The value of assets in Irish special purpose financial vehicles (SPVs) rose by 5 per cent during the first quarter to €944 billion, fuelled by Dublin’s International Financial Services Centre’s (IFSC) role as the European hub for repackaged corporate loans for highly-indebted companies.
US and UK private equity firms and asset managers have driven a boom in collateralised loan obligations (CLOs) vehicles in the Republic in the past seven years. These repackage pools of corporate loans into bonds that are sold to investors.
The assets in Irish-domiciled CLOs rose by 10.5 per cent over the course of the first three months to €170 billion, according to Central Bank data on SPVs, published on Wednesday.
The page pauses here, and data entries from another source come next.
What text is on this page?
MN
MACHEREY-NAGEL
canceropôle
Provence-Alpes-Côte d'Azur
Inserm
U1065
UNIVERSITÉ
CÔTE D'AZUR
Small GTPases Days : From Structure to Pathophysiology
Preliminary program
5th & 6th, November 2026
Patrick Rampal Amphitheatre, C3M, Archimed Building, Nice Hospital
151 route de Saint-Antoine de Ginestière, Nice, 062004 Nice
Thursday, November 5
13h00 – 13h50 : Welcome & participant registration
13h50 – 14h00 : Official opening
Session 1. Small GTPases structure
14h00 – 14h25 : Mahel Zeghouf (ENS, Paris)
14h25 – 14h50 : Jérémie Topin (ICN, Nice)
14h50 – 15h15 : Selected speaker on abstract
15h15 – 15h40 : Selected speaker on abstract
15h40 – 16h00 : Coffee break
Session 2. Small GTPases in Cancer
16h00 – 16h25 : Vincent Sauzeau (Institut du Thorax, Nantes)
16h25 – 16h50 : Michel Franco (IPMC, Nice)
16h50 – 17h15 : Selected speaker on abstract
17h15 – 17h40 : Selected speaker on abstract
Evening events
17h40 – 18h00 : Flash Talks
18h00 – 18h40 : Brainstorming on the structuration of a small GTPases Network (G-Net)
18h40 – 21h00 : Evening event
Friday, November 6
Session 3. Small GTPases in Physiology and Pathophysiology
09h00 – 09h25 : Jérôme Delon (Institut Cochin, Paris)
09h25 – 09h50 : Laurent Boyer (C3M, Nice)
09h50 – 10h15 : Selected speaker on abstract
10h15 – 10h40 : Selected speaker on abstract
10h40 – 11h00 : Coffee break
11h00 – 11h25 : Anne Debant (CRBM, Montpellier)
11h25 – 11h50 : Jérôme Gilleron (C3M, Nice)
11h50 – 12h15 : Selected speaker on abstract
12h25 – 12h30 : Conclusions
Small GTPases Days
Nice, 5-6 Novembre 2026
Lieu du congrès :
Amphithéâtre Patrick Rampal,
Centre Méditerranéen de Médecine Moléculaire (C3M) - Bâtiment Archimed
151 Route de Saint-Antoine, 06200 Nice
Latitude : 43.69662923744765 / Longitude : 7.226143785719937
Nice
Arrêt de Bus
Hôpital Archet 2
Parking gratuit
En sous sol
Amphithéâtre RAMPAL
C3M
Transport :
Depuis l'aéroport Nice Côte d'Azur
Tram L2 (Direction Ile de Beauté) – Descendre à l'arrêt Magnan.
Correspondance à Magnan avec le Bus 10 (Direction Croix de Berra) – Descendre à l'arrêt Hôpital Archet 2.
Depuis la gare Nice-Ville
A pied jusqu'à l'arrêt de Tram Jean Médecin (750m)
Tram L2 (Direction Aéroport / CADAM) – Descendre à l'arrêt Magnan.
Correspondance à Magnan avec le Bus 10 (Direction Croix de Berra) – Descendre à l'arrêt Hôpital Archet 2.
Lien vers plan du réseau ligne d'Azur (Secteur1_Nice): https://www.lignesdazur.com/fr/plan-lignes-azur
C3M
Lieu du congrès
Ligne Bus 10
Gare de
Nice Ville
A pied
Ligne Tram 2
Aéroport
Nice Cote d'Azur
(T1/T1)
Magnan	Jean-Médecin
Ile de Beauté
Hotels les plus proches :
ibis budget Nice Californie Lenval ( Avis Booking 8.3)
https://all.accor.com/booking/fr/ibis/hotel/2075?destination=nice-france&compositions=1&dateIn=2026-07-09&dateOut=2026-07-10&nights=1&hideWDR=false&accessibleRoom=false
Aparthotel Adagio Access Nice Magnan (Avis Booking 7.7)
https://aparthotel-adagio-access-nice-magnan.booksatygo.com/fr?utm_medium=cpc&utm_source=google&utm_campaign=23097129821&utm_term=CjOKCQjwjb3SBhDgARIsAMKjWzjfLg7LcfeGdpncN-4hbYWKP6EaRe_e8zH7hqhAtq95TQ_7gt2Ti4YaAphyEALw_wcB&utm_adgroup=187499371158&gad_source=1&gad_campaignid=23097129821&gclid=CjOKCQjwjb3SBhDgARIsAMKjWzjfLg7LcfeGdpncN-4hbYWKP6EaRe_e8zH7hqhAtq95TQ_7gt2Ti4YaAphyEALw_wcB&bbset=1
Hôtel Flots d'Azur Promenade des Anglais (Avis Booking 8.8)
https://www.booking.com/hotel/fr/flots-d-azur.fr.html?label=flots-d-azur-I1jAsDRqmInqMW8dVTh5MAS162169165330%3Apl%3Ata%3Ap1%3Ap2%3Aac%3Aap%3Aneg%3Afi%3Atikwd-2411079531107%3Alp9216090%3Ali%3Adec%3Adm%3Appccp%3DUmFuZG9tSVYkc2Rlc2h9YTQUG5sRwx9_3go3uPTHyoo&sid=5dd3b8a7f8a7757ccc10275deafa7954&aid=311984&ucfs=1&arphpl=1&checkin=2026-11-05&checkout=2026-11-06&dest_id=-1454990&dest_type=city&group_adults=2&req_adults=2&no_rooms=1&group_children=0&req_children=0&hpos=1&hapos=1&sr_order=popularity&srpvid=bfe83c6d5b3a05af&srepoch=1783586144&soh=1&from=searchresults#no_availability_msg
Less than €16 billon of such assets were contained in Irish CLOs at the start of 2014.
CLOs are a small but fast-growing part of the almost €5 trillion non-bank finance sector in Ireland.
They play an important role in the financing of the modern economy, allowing for the spreading of risk as companies borrow to grow. Unlike the boom-time subprime collateralised debt obligations (CDOs) that repackaged US subprime mortgages, CLOs are typically exposed to companies from different industries and of varying sizes, making widespread defaults less likely.
Loan defaults
Corporate loan defaults resulting from the Covid-19 crisis have so far turned out to be lower than anticipated as economies have been buttressed by extraordinary government and central bank stimulus.
However, the concern is that these actions have merely delayed a spike in corporate bankruptcies.
Another area of growth in SPV assets in the first quarter was in vehicles linked to investment funds. Assets in these entities rose by 7 per cent during the period, to €170.4 billion.